You should restrict your dog’s activities for 10 to 14 days and keep the E-collar on her so she can’t pull out her stitches. Check her incisions on a daily basis for any signs of infection.

Give your furry gal her pain medication exactly as the vet instructed you to do, and follow all of your vet’s instructions that you will usually get a printed copy of, including feeding instructions.

Your dog may be required to skip one meal late in the day after her surgery, but she should start eating the following day.

What Are Some Myths About Spaying My Cane Corso?

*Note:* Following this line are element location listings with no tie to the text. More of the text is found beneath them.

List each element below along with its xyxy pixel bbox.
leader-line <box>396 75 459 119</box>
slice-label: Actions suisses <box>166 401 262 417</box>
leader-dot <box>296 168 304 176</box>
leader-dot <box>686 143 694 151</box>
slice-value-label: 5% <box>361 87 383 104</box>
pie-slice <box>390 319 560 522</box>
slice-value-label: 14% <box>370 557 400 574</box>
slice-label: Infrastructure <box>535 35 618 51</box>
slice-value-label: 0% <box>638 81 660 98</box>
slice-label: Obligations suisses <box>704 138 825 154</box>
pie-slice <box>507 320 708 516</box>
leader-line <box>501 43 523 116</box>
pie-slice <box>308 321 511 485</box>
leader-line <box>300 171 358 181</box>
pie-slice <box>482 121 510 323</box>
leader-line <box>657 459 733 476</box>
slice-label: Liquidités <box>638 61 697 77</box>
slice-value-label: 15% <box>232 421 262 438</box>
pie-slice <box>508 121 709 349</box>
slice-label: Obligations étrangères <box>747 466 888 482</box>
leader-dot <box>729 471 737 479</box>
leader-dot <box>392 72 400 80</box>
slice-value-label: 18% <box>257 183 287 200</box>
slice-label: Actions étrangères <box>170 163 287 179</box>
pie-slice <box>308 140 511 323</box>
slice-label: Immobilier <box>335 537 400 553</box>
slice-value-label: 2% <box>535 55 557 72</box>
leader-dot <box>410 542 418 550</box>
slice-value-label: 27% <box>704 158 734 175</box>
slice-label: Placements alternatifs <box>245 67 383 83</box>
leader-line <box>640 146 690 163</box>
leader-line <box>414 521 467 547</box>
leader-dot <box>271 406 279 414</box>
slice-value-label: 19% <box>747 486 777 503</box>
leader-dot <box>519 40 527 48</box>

Some people believe that letting a female dog have one litter of puppies before spaying her is a benefit to her health. It’s just not true. Spaying your dog before she has puppies will prevent many types of debilitating canine cancers.

Another common myth is that if you spay your dog she will get fat and lazy. This simply isn’t true. You should always monitor the amount of food your pooch eats and make sure she has adequate time for exercise and play.

Final Thoughts

It’s a good idea to get your female Cane Corso spayed in order for her to have a more healthy and vibrant life without any complications that going into heat can bring or whelping issues.

It will keep your home much more peaceful as well, and give you peace of mind. Be certain to contact your vet for his recommendations on the exact timeline when to spay your beautiful family member.